Goodreads Summary: Today Miss Chandler gave me this beautiful book. I vow that I will never forget her kindness to me, and I will use this book as she told me to—that I will write in it with truth and refinement…But who could be refined living at Steeple Farm?
Fourteen-year-old Joan Skraggs, just like the heroines in her beloved novels, yearns for real life and true love. But what hope is there for adventure, beauty, or art on a hardscrabble farm in Pennsylvania where the work never ends? Over the summer of 1911, Joan pours her heart out into her diary as she seeks a new, better life for herself—because maybe, just maybe, a hired girl cleaning and cooking for six dollars a week can become what a farm girl could only dream of—a woman with a future.
Inspired by her grandmother’s journal, Newbery Medalist Laura Amy Schlitz brings her sharp wit and keen eye to early twentieth-century America in a comedic tour de force destined to become a modern classic. Joan’s journey from the muck of the chicken coop to the comforts of a society household in Baltimore (Electricity! Carpet sweepers! Sending out the laundry!) takes its reader on an exploration of feminism and housework, religion and literature, love and loyalty, cats, hats, bunions, and burns.

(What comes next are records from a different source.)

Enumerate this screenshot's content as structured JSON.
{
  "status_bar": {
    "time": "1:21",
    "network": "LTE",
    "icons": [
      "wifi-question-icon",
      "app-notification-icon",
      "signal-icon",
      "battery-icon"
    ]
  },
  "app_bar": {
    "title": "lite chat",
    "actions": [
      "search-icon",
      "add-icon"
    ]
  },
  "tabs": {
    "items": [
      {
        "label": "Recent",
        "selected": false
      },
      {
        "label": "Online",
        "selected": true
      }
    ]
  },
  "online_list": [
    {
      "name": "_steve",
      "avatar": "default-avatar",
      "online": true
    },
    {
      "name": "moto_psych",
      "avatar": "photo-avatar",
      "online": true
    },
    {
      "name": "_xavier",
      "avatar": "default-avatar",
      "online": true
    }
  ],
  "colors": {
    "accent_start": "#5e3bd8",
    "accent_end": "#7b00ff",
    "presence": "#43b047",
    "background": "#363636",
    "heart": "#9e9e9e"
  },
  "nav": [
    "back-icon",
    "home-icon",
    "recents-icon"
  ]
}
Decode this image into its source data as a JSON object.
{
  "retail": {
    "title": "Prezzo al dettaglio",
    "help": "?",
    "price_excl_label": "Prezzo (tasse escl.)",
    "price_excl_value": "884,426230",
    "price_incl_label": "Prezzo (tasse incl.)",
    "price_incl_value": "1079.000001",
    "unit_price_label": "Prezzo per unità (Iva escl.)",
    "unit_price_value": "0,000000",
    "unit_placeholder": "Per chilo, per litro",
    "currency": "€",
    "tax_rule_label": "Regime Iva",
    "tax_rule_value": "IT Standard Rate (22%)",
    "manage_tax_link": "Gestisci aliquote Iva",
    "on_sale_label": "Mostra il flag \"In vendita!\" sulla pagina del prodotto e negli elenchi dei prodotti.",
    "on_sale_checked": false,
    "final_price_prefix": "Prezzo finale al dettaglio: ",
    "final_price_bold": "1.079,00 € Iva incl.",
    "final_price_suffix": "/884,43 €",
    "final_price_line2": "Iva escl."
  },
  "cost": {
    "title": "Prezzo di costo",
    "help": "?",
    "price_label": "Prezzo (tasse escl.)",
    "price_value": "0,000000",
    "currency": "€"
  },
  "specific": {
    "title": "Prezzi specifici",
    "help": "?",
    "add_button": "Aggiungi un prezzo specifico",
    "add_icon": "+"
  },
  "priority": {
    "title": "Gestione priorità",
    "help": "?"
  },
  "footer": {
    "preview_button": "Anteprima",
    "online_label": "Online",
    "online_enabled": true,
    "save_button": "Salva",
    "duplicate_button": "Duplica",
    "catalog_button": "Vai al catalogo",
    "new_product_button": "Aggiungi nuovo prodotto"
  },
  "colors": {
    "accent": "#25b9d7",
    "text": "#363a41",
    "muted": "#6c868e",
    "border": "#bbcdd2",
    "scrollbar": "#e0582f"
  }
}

I loved this book. I’m a great fan of historical fiction, especially when it is well written. I added this book to my TBR list because someone had mentioned it might be a contender for either the Newbery or the Printz awards. Unfortunately, it was snubbed by both committees. The book has received high ratings including a star review from SLJ and a favorable review from Kirkus.
As an adult reader of books for children/teens I really enjoyed the book. Joan is a wonderful character: innocent with a thirst for knowledge and a strong desire to be a good person. I love all the characters except for her brutish father and clueless brothers. I also appreciated the tie in with Bronte’s Jane Eyre. I found the story engaging and hard to put down. I was fortunate enough to snag an autographed copy at the Texas Book Festival this past October. It’s a wonderful addition to my autographed book collection.
Will I purchase this for my school library? Probably not. SLJ marks it for Grades 6 – 9 and I agree. I do have a few advanced readers here at school who enjoy historical fiction, that I think would enjoy the book. But overall, I think it’s better suited for middle school and up.